Cette opération de communication entraîne des retombées médiatiques réellement conséquentes pour la destination. Elle permet un positionnement renforcé sur deux des segments du tourisme nautique très dynamiques, à savoir la plaisance internationale et le charter nautique qui, ensemble, pèsent pour près de 2,5 milliards Fcfp de retombées économiques chaque année et génèrent des emplois pérennes de plus en plus nombreux dans différents archipels.

Subvention aux associations : promotion du tatouage traditionnel marquisien et Salon du livre

Sur proposition de la ministre en charge de l’Education, des subventions de fonctionnement ont été octroyées à deux associations.

Le conseil des ministres a ainsi octroyé une subvention de 1 000 000 Fcfp pour un projet de documentaire sur l’art du tatouage des Iles Marquises, intitulé « Patutiki », qui servira de support audiovisuel au dossier de candidature de cet art au patrimoine immatériel de l’UNESCO. Ce projet comporte notamment une dimension éducative puisqu’il pourra servir de support pédagogique à l’apprentissage des langues et de la culture. Il sera tourné en langue marquisienne, et traduit en Français, Anglais et en Allemand. Chaque école primaire, collège et lycée de la Polynésie française pourra diffuser, dans son enceinte et à titre gracieux, ce documentaire dont la livraison est prévue à la fin du premier semestre 2018.

Une subvention de 1 300 000 Fcfp a également été attribuée à l’association des Editeurs de Tahiti et des Iles (AETI) pour financer le salon du livre « Lire en Polynésie 2017 ». Cet évènement organisé par l’AETI, est devenu un évènement culturel régional important rassemblant tous les acteurs du monde du livre. Il constitue aussi une belle opportunité de sensibiliser la jeunesse à l’écrit et à la lecture. L’AETI participe également à d’autres évènements littéraires et culturels tout au long de l’année tels que le salon du livre de Paris, le festival international du film d’Océanie, le festival du « uru » et les salons du livre de Raiatea, Papara et Taravao.

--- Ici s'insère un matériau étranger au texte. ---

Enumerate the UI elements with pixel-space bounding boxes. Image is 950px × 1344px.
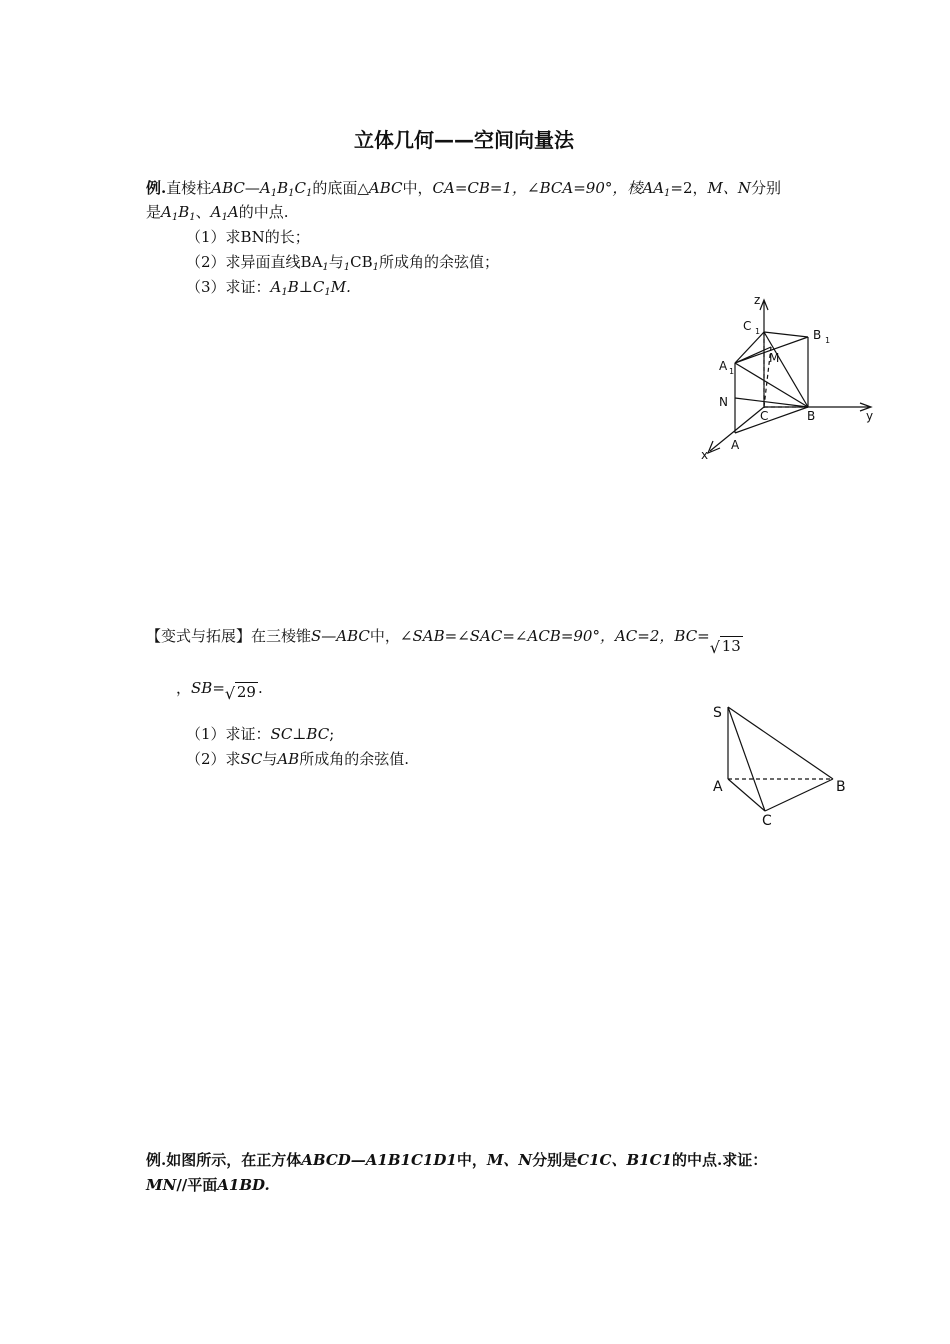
sqrt-29: √ 29 <box>224 683 256 703</box>
segment-A1-M <box>735 347 771 363</box>
label-S: S <box>713 705 722 721</box>
variation-question1: （1）求证：SC⊥BC; <box>186 725 335 743</box>
label-A1-sub: 1 <box>729 367 735 376</box>
label-y: y <box>866 409 874 423</box>
label-B1: B <box>813 328 822 342</box>
label-B: B <box>807 409 816 423</box>
example1-line1: 例.直棱柱$ABC—A_1B_1C_1$的底面△ABC中，CA=CB=1，∠BCA=90°，棱$AA_1=2$，M、N分别 <box>146 179 782 199</box>
variation-line2: ，SB= √ 29 . <box>176 679 263 703</box>
example1-question1: （1）求BN的长； <box>186 228 310 246</box>
label-A: A <box>731 438 740 452</box>
edge-S-B <box>728 707 833 779</box>
tetrahedron-figure <box>705 698 855 833</box>
label-M: M <box>769 351 780 365</box>
example1-question2: （2）求异面直线$BA_1$与$_1CB_1$所成角的余弦值； <box>186 253 500 273</box>
label-x: x <box>701 448 709 462</box>
example3-line2: MN//平面A1BD. <box>146 1176 270 1194</box>
label-z: z <box>754 293 761 307</box>
edge-C1-B1 <box>764 332 808 337</box>
example1-question3: （3）求证：$A_1B\perp C_1M$. <box>186 278 351 298</box>
variation-question2: （2）求SC与AB所成角的余弦值. <box>186 750 409 768</box>
example-label: 例. <box>146 1151 167 1169</box>
prism-figure <box>695 290 885 465</box>
edge-A-B <box>735 407 808 433</box>
edge-A1-B <box>735 363 808 407</box>
label-C: C <box>760 409 769 423</box>
edge-C1-B <box>764 332 808 407</box>
label-C1: C <box>743 319 752 333</box>
example3-line1: 例.如图所示，在正方体ABCD—A1B1C1D1中，M、N分别是C1C、B1C1的中点.求证： <box>146 1151 768 1169</box>
edge-C-B <box>765 779 833 811</box>
variation-line1: 【变式与拓展】在三棱锥S—ABC中，∠SAB=∠SAC=∠ACB=90°，AC=2，BC= √ 13 <box>146 627 741 657</box>
example-label: 例. <box>146 179 167 197</box>
label-B1-sub: 1 <box>825 336 831 345</box>
label-B: B <box>836 779 846 795</box>
segment-N-B <box>735 398 808 407</box>
sqrt-13: √ 13 <box>709 637 741 657</box>
label-A: A <box>713 779 723 795</box>
label-C: C <box>762 813 772 829</box>
label-C1-sub: 1 <box>755 327 761 336</box>
page-title: 立体几何——空间向量法 <box>354 128 574 152</box>
example1-line2: 是$A_1B_1$、$A_1A$的中点. <box>146 203 289 223</box>
label-A1: A <box>719 359 728 373</box>
label-N: N <box>719 395 728 409</box>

Travaux suite aux intempéries : soutien au Lycée polyvalent de Taaone

Le conseil des ministres a acté l’attribution d’une subvention de fonctionnement d’un montant de 20 770 539 Fcfp en faveur du Lycée polyvalent de Taaone, correspondant au financement des travaux et des achats liés aux intempéries du mois de janvier dernier. En effet, le lycée avait subi de lourdes pertes et des dégâts considérables suite aux inondations et coulées de boues qui ont touché ce secteur géographique.

Afin de permettre la reprise de son activité le plus rapidement possible, l’établissement avait fait intervenir plusieurs entreprises pour effectuer de gros travaux de réfection. Il a par la suite procédé au remplacement de plusieurs matériels administratifs et pédagogiques endommagés.

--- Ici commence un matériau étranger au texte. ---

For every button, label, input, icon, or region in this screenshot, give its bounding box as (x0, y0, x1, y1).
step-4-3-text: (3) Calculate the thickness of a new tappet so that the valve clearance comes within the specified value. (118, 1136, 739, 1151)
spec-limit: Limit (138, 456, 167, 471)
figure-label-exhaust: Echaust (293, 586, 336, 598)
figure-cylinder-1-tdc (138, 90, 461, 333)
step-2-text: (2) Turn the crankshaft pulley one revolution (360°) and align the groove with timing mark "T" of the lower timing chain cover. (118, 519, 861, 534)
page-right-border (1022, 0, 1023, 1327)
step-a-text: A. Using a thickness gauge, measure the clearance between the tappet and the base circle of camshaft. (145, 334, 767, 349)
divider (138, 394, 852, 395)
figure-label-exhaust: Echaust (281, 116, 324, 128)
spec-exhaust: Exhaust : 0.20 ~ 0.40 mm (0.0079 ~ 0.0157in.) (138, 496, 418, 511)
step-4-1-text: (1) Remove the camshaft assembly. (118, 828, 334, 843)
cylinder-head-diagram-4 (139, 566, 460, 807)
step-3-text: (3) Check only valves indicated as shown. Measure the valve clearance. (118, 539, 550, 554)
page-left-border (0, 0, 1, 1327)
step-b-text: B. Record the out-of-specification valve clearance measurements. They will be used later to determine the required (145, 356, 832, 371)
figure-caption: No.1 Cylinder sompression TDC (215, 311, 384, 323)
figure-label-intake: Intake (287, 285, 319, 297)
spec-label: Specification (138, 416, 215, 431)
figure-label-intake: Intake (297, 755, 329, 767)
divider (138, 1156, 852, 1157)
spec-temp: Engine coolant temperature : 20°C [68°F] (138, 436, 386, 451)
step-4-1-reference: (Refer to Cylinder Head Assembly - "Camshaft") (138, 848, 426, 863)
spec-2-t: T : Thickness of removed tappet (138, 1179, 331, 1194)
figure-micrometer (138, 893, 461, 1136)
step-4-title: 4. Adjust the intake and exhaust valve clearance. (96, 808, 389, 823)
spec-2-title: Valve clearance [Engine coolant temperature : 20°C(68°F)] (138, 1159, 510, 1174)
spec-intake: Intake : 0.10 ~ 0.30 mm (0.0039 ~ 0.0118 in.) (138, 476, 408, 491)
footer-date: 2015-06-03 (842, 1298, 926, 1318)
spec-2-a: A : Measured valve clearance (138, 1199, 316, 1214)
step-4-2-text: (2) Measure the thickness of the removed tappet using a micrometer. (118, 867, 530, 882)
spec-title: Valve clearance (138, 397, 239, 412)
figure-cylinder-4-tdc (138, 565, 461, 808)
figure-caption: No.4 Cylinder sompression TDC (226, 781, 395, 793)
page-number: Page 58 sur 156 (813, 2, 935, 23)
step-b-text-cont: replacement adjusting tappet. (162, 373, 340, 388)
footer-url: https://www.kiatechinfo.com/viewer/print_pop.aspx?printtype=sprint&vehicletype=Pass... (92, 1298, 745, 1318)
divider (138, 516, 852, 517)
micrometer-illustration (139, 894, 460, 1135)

Indicateurs pour les performances de la politique éducative

La loi de Pays du 13 juillet dernier, relative à la Charte de l’éducation de la Polynésie française et son annexe, déclinent la politique éducative de la Polynésie française dans une démarche de performance, c’est-à-dire en termes d’opérationnalisation sur le terrain par la définition d’objectifs prioritaires, d’actions qui définissent leur mise en œuvre, et d’indicateurs qui en mesurent la performance.

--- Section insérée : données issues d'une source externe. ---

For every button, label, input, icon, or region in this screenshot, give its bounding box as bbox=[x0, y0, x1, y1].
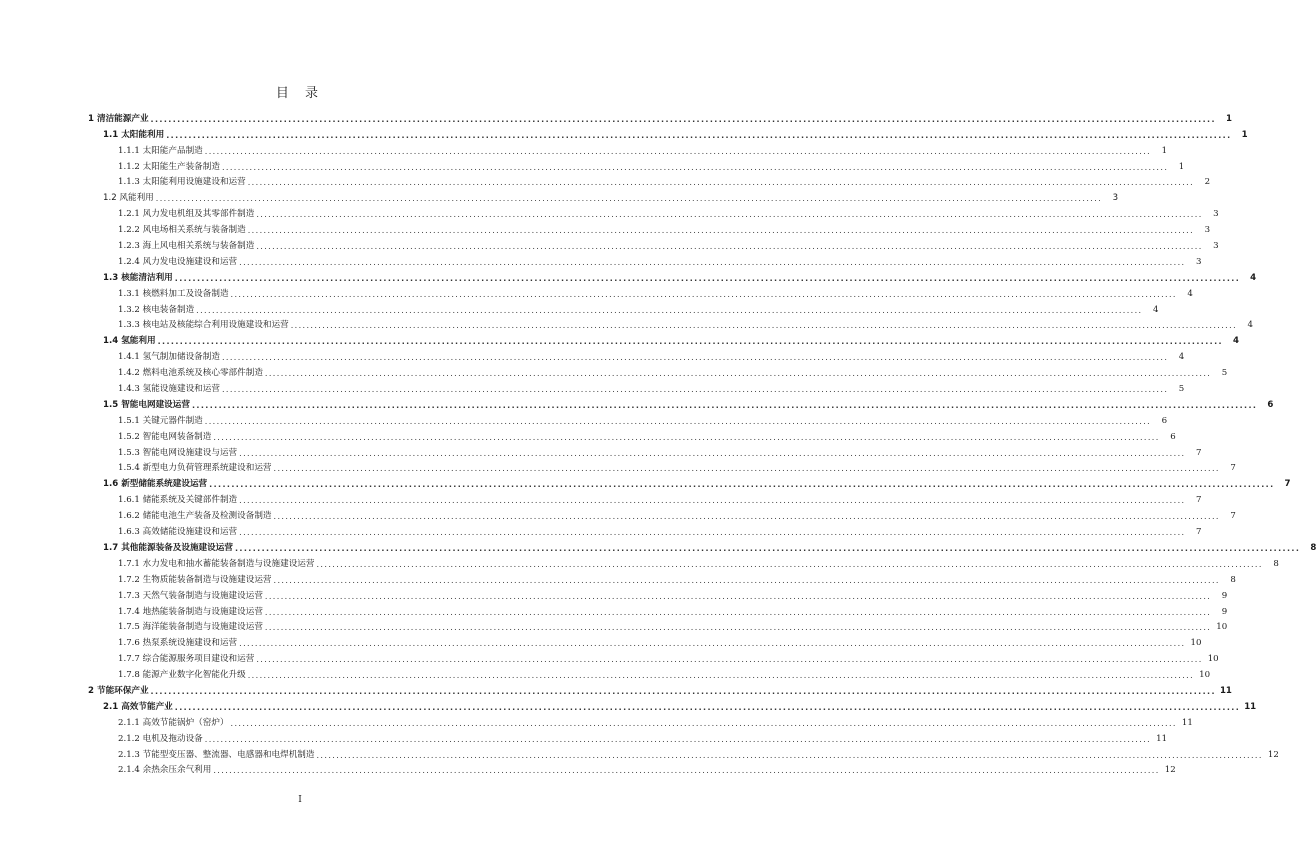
toc-entry-label: 1.1 太阳能利用 bbox=[103, 129, 165, 140]
toc-entry-page: 3 bbox=[1204, 225, 1211, 236]
toc-entry-page: 4 bbox=[1232, 336, 1239, 347]
toc-entry-subsection[interactable] bbox=[88, 522, 1202, 538]
toc-entry-page: 9 bbox=[1221, 606, 1228, 617]
toc-entry-subsection[interactable] bbox=[88, 713, 1193, 729]
toc-entry-page: 7 bbox=[1195, 527, 1202, 538]
toc-entry-subsection[interactable] bbox=[88, 618, 1228, 634]
toc-entry-page: 1 bbox=[1225, 113, 1232, 124]
dot-leader: ................................................................................................................................................................................................................................................ bbox=[256, 242, 1203, 252]
toc-entry-section[interactable] bbox=[88, 268, 1257, 284]
dot-leader: ................................................................................................................................................................................................................................................ bbox=[247, 178, 1195, 188]
toc-entry-subsection[interactable] bbox=[88, 633, 1202, 649]
page-title: 目 录 bbox=[275, 86, 325, 101]
toc-entry-page: 11 bbox=[1219, 685, 1232, 696]
toc-entry-subsection[interactable] bbox=[88, 173, 1211, 189]
toc-entry-label: 2 节能环保产业 bbox=[88, 685, 149, 696]
toc-entry-subsection[interactable] bbox=[88, 252, 1202, 268]
toc-entry-label: 1.7.7 综合能源服务项目建设和运营 bbox=[118, 654, 255, 665]
toc-entry-page: 2 bbox=[1204, 177, 1211, 188]
toc-entry-page: 6 bbox=[1170, 431, 1176, 442]
dot-leader: ................................................................................................................................................................................................................................................ bbox=[204, 146, 1152, 156]
toc-entry-page: 7 bbox=[1230, 463, 1236, 474]
dot-leader: ................................................................................................................................................................................................................................................ bbox=[213, 432, 1160, 442]
dot-leader: ................................................................................................................................................................................................................................................ bbox=[150, 686, 1216, 696]
dot-leader: ................................................................................................................................................................................................................................................ bbox=[191, 400, 1258, 410]
toc-entry-page: 4 bbox=[1247, 320, 1254, 331]
toc-entry-label: 1.5.3 智能电网设施建设与运营 bbox=[118, 447, 238, 458]
dot-leader: ................................................................................................................................................................................................................................................ bbox=[316, 750, 1263, 760]
toc-entry-page: 4 bbox=[1187, 288, 1193, 299]
toc-entry-label: 1.3.1 核燃料加工及设备制造 bbox=[118, 288, 229, 299]
dot-leader: ................................................................................................................................................................................................................................................ bbox=[239, 257, 1186, 267]
toc-entry-page: 7 bbox=[1230, 511, 1236, 522]
toc-entry-subsection[interactable] bbox=[88, 443, 1202, 459]
toc-entry-section[interactable] bbox=[88, 538, 1316, 554]
dot-leader: ................................................................................................................................................................................................................................................ bbox=[196, 305, 1143, 315]
dot-leader: ................................................................................................................................................................................................................................................ bbox=[221, 385, 1169, 395]
dot-leader: ................................................................................................................................................................................................................................................ bbox=[150, 114, 1216, 124]
toc-entry-label: 1.1.2 太阳能生产装备制造 bbox=[118, 161, 220, 172]
toc-entry-subsection[interactable] bbox=[88, 157, 1185, 173]
toc-entry-subsection[interactable] bbox=[88, 745, 1279, 761]
toc-entry-page: 10 bbox=[1190, 638, 1202, 649]
toc-entry-page: 5 bbox=[1178, 384, 1185, 395]
toc-entry-label: 1.7.6 热泵系统设施建设和运营 bbox=[118, 638, 238, 649]
toc-entry-page: 1 bbox=[1178, 161, 1185, 172]
toc-entry-section[interactable] bbox=[88, 331, 1239, 347]
toc-entry-subsection[interactable] bbox=[88, 379, 1185, 395]
dot-leader: ................................................................................................................................................................................................................................................ bbox=[273, 575, 1220, 585]
toc-entry-chapter-2[interactable] bbox=[88, 681, 1232, 697]
toc-entry-label: 2.1.4 余热余压余气利用 bbox=[118, 765, 212, 776]
toc-entry-page: 6 bbox=[1161, 415, 1168, 426]
toc-entry-page: 11 bbox=[1181, 717, 1193, 728]
dot-leader: ................................................................................................................................................................................................................................................ bbox=[247, 671, 1195, 681]
toc-entry-subsection[interactable] bbox=[88, 316, 1254, 332]
dot-leader: ................................................................................................................................................................................................................................................ bbox=[256, 655, 1203, 665]
toc-entry-label: 1.1.3 太阳能利用设施建设和运营 bbox=[118, 177, 246, 188]
toc-entry-page: 3 bbox=[1112, 193, 1119, 204]
toc-entry-section[interactable] bbox=[88, 474, 1291, 490]
toc-entry-subsection[interactable] bbox=[88, 141, 1168, 157]
toc-entry-label: 1.7.4 地热能装备制造与设施建设运营 bbox=[118, 606, 263, 617]
toc-entry-label: 1.3.2 核电装备制造 bbox=[118, 304, 195, 315]
toc-entry-page: 4 bbox=[1153, 304, 1159, 315]
toc-entry-subsection[interactable] bbox=[88, 586, 1228, 602]
toc-entry-label: 1.6.2 储能电池生产装备及检测设备制造 bbox=[118, 511, 272, 522]
toc-entry-label: 1.6.1 储能系统及关键部件制造 bbox=[118, 495, 238, 506]
toc-entry-page: 8 bbox=[1310, 542, 1316, 553]
toc-entry-page: 8 bbox=[1230, 574, 1236, 585]
toc-entry-subsection[interactable] bbox=[88, 236, 1219, 252]
toc-entry-subsection[interactable] bbox=[88, 649, 1219, 665]
toc-entry-label: 1.2.3 海上风电相关系统与装备制造 bbox=[118, 241, 255, 252]
toc-entry-label: 1.6.3 高效储能设施建设和运营 bbox=[118, 527, 238, 538]
toc-entry-page: 10 bbox=[1216, 622, 1228, 633]
dot-leader: ................................................................................................................................................................................................................................................ bbox=[316, 559, 1263, 569]
toc-entry-subsection[interactable] bbox=[88, 665, 1211, 681]
dot-leader: ................................................................................................................................................................................................................................................ bbox=[264, 607, 1212, 617]
toc-entry-page: 12 bbox=[1267, 749, 1279, 760]
toc-entry-subsection[interactable] bbox=[88, 729, 1168, 745]
toc-entry-label: 2.1.1 高效节能锅炉（窑炉） bbox=[118, 717, 229, 728]
dot-leader: ................................................................................................................................................................................................................................................ bbox=[234, 543, 1301, 553]
toc-entry-subsection[interactable] bbox=[88, 602, 1228, 618]
toc-entry-subsection[interactable] bbox=[88, 347, 1185, 363]
toc-entry-label: 1 清洁能源产业 bbox=[88, 113, 149, 124]
dot-leader: ................................................................................................................................................................................................................................................ bbox=[273, 512, 1220, 522]
toc-entry-page: 9 bbox=[1221, 590, 1228, 601]
dot-leader: ................................................................................................................................................................................................................................................ bbox=[155, 194, 1103, 204]
dot-leader: ................................................................................................................................................................................................................................................ bbox=[230, 718, 1177, 728]
toc-entry-subsection[interactable] bbox=[88, 220, 1211, 236]
dot-leader: ................................................................................................................................................................................................................................................ bbox=[174, 273, 1241, 283]
toc-entry-subsection[interactable] bbox=[88, 411, 1168, 427]
toc-entry-label: 1.5 智能电网建设运营 bbox=[103, 399, 190, 410]
toc-entry-subsection[interactable] bbox=[88, 284, 1193, 300]
dot-leader: ................................................................................................................................................................................................................................................ bbox=[174, 702, 1241, 712]
toc-entry-subsection[interactable] bbox=[88, 459, 1236, 475]
toc-entry-label: 1.7.5 海洋能装备制造与设施建设运营 bbox=[118, 622, 263, 633]
toc-entry-section[interactable] bbox=[88, 395, 1274, 411]
toc-entry-page: 11 bbox=[1244, 701, 1257, 712]
toc-entry-label: 1.2.1 风力发电机组及其零部件制造 bbox=[118, 209, 255, 220]
dot-leader: ................................................................................................................................................................................................................................................ bbox=[239, 639, 1186, 649]
dot-leader: ................................................................................................................................................................................................................................................ bbox=[230, 289, 1177, 299]
toc-entry-page: 10 bbox=[1207, 654, 1219, 665]
toc-entry-label: 1.4 氢能利用 bbox=[103, 336, 156, 347]
toc-entry-label: 1.5.1 关键元器件制造 bbox=[118, 415, 203, 426]
dot-leader: ................................................................................................................................................................................................................................................ bbox=[239, 496, 1186, 506]
toc-entry-page: 6 bbox=[1267, 399, 1274, 410]
dot-leader: ................................................................................................................................................................................................................................................ bbox=[239, 528, 1186, 538]
toc-entry-page: 7 bbox=[1195, 495, 1202, 506]
toc-entry-label: 1.7.8 能源产业数字化智能化升级 bbox=[118, 670, 246, 681]
toc-entry-page: 1 bbox=[1241, 129, 1248, 140]
toc-entry-label: 1.3 核能清洁利用 bbox=[103, 272, 173, 283]
toc-entry-page: 5 bbox=[1221, 368, 1228, 379]
toc-entry-page: 3 bbox=[1213, 241, 1219, 252]
dot-leader: ................................................................................................................................................................................................................................................ bbox=[256, 210, 1203, 220]
toc-entry-label: 1.3.3 核电站及核能综合利用设施建设和运营 bbox=[118, 320, 289, 331]
toc-entry-page: 1 bbox=[1161, 145, 1168, 156]
toc-entry-subsection[interactable] bbox=[88, 490, 1202, 506]
dot-leader: ................................................................................................................................................................................................................................................ bbox=[221, 162, 1169, 172]
toc-entry-label: 1.7.1 水力发电和抽水蓄能装备制造与设施建设运营 bbox=[118, 558, 315, 569]
toc-entry-label: 2.1.2 电机及拖动设备 bbox=[118, 733, 203, 744]
toc-entry-label: 1.1.1 太阳能产品制造 bbox=[118, 145, 203, 156]
dot-leader: ................................................................................................................................................................................................................................................ bbox=[166, 130, 1232, 140]
dot-leader: ................................................................................................................................................................................................................................................ bbox=[213, 766, 1160, 776]
toc-entry-page: 7 bbox=[1284, 479, 1291, 490]
table-of-contents bbox=[88, 109, 1316, 776]
toc-entry-subsection[interactable] bbox=[88, 554, 1279, 570]
toc-entry-label: 2.1 高效节能产业 bbox=[103, 701, 173, 712]
dot-leader: ................................................................................................................................................................................................................................................ bbox=[264, 623, 1212, 633]
toc-entry-label: 1.6 新型储能系统建设运营 bbox=[103, 479, 208, 490]
toc-entry-subsection[interactable] bbox=[88, 300, 1159, 316]
toc-entry-page: 8 bbox=[1273, 558, 1279, 569]
dot-leader: ................................................................................................................................................................................................................................................ bbox=[264, 369, 1212, 379]
toc-entry-subsection[interactable] bbox=[88, 570, 1236, 586]
toc-entry-label: 1.5.4 新型电力负荷管理系统建设和运营 bbox=[118, 463, 272, 474]
toc-entry-section[interactable] bbox=[88, 188, 1119, 204]
toc-entry-section[interactable] bbox=[88, 125, 1248, 141]
toc-entry-page: 4 bbox=[1250, 272, 1257, 283]
toc-entry-page: 11 bbox=[1156, 733, 1168, 744]
toc-entry-label: 1.7.2 生物质能装备制造与设施建设运营 bbox=[118, 574, 272, 585]
dot-leader: ................................................................................................................................................................................................................................................ bbox=[290, 321, 1238, 331]
toc-entry-subsection[interactable] bbox=[88, 363, 1228, 379]
dot-leader: ................................................................................................................................................................................................................................................ bbox=[204, 734, 1152, 744]
toc-entry-page: 4 bbox=[1178, 352, 1185, 363]
toc-entry-label: 1.4.3 氢能设施建设和运营 bbox=[118, 384, 220, 395]
toc-entry-subsection[interactable] bbox=[88, 506, 1236, 522]
toc-entry-label: 1.2.4 风力发电设施建设和运营 bbox=[118, 256, 238, 267]
toc-entry-subsection[interactable] bbox=[88, 427, 1176, 443]
toc-entry-page: 10 bbox=[1199, 670, 1211, 681]
toc-entry-page: 3 bbox=[1195, 256, 1202, 267]
toc-entry-chapter-1[interactable] bbox=[88, 109, 1232, 125]
dot-leader: ................................................................................................................................................................................................................................................ bbox=[157, 337, 1223, 347]
page-number: I bbox=[298, 795, 302, 805]
dot-leader: ................................................................................................................................................................................................................................................ bbox=[247, 226, 1195, 236]
toc-entry-label: 1.7.3 天然气装备制造与设施建设运营 bbox=[118, 590, 263, 601]
toc-entry-label: 2.1.3 节能型变压器、整流器、电感器和电焊机制造 bbox=[118, 749, 315, 760]
dot-leader: ................................................................................................................................................................................................................................................ bbox=[221, 353, 1169, 363]
toc-entry-label: 1.4.2 燃料电池系统及核心零部件制造 bbox=[118, 368, 263, 379]
dot-leader: ................................................................................................................................................................................................................................................ bbox=[209, 480, 1275, 490]
toc-entry-subsection[interactable] bbox=[88, 204, 1219, 220]
toc-entry-page: 3 bbox=[1213, 209, 1219, 220]
dot-leader: ................................................................................................................................................................................................................................................ bbox=[264, 591, 1212, 601]
toc-entry-label: 1.2 风能利用 bbox=[103, 193, 154, 204]
toc-entry-label: 1.4.1 氢气制加储设备制造 bbox=[118, 352, 220, 363]
dot-leader: ................................................................................................................................................................................................................................................ bbox=[204, 416, 1152, 426]
toc-entry-page: 12 bbox=[1164, 765, 1176, 776]
toc-entry-label: 1.7 其他能源装备及设施建设运营 bbox=[103, 542, 233, 553]
toc-entry-label: 1.2.2 风电场相关系统与装备制造 bbox=[118, 225, 246, 236]
toc-entry-subsection[interactable] bbox=[88, 761, 1176, 777]
dot-leader: ................................................................................................................................................................................................................................................ bbox=[273, 464, 1220, 474]
toc-entry-section[interactable] bbox=[88, 697, 1257, 713]
toc-entry-page: 7 bbox=[1195, 447, 1202, 458]
dot-leader: ................................................................................................................................................................................................................................................ bbox=[239, 448, 1186, 458]
toc-entry-label: 1.5.2 智能电网装备制造 bbox=[118, 431, 212, 442]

Ces indicateurs de performance constituent le tableau de bord du système éducatif de la Polynésie française. Ils concourent à évaluer la politique éducative de la Polynésie française dans un souci d’analyse de l’efficacité des actions et de transparence quant à l’utilisation des fonds publics.

En termes de méthodologie, la politique éducative, qui figure en annexe de la Charte de l’éducation de la Polynésie française, se décline en quatre programmes (programmes de l’enseignement du premier degré, de l’enseignement du second degré, du soutien de la politique de l’éducation, et de la vie de l’élève) auxquels sont attachés des objectifs.

La démarche de performance prescrivant la mise en lien des objectifs et des indicateurs, cette structure en quatre programmes a été mobilisée pour présenter les indicateurs dans l’arrêté examiné en Conseil des ministres. Ainsi, les indicateurs sont attachés aux objectifs qu’ils évaluent selon leur programme respectif.